Updated

The final laps of Sunday’s Sprint Cup race at Martinsville Speedway were all about taking advantage of opportunities. And Ryan Newman was there to step up.

He could have finished 10th as easily as he won the race. It was a split-second decision – when the opportunity arose – that sent him home with the winner’s trophy.

When Clint Bowyer tried a fierce move on the first lap of the race’s first green-white-checkered run, Newman was in Position A. There was little hope that Bowyer’s move would work.

Putting cars three-abreast in the first turn at Martinsville is almost asking for trouble, and it appeared. Jimmie Johnson, on the outside, spun, and Bowyer did, also. Newman was there to replace Bowyer in the inside groove, slipped through and survived another green-white-checkered run to win the race.

Newman wound up in that position because he pitted for fresh tires during the caution period. Johnson and Jeff Gordon, running at the front, did not.

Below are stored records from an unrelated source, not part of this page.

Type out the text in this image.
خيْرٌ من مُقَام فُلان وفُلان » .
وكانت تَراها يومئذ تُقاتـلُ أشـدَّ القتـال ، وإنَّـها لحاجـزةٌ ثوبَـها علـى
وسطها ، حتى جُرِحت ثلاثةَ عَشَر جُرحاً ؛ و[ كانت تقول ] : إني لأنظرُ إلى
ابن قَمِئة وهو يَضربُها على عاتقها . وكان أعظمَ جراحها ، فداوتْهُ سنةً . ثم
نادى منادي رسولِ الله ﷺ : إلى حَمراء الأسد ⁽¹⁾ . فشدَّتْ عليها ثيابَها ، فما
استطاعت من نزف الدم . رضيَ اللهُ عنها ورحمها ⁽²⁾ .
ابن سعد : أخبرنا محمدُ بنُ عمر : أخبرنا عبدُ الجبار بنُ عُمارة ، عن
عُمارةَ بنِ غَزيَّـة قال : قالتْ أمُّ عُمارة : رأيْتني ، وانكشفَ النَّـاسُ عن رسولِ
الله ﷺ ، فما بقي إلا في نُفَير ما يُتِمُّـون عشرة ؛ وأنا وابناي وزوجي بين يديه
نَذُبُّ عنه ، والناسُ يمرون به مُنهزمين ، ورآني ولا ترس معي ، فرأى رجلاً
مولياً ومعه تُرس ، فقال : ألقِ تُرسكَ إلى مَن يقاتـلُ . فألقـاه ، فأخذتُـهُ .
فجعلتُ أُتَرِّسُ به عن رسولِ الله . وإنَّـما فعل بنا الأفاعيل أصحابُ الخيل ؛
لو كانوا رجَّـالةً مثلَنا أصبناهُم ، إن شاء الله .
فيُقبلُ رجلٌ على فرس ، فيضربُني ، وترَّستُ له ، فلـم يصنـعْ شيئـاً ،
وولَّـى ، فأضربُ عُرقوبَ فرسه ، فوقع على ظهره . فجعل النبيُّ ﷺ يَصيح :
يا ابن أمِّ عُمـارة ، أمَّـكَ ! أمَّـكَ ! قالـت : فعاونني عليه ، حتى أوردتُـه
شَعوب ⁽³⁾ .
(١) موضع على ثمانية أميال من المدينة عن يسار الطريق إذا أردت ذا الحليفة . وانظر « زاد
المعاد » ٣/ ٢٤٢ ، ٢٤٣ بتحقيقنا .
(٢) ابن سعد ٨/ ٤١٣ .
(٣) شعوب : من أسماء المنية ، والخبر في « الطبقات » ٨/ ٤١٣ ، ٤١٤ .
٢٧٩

“So there was a true advantage to new tires at Martinsville,” Newman said Tuesday. “We did what we thought was right. And did a good job of making the call, put us in position, and it all came through.

“My intention was to get a run on Clint, which I did. [Then] I just kind of backed off, and I gave him, I guess, enough courage to try to stick his nose up in there. It didn't work for him, and it worked for us. So that was just the sum of it.”

Approaching that next-to-last restart, Newman said he had no clue what might happen. And he told his team that on the radio.

“I remember coming out of turn two and hit the radio button and said, ‘Listen, guys, you've done a great job today. If I don't bring it back, I just want to tell you beforehand,’” he said. “Just because I know that anything can go or anything usually does go at Martinsville when it comes to restarts.

“I didn't have a specific plan other than just going forward. Obviously, I wanted to win. That was a goal. But I figured I had a shot of maybe getting two of them and getting underneath Clint and getting into [Turn] one.

“When that didn't work out, Clint took himself and a couple others. And I'm not blaming Clint for the product of three-wide at Martinsville. I could say it was just as much Jimmie and those guys as it was Clint and the pack getting in there.

“But that's racing. It happens at Martinsville. It happens at every short track across America. There is a time when somebody will go three-wide and it doesn't work.”

And that turned it into Newman’s time.

Mike Hembree is NASCAR Editor for SPEED.com and has been covering motorsports for 30 years. He is a six-time winner of the National Motorsports Press Association Writer of the Year Award.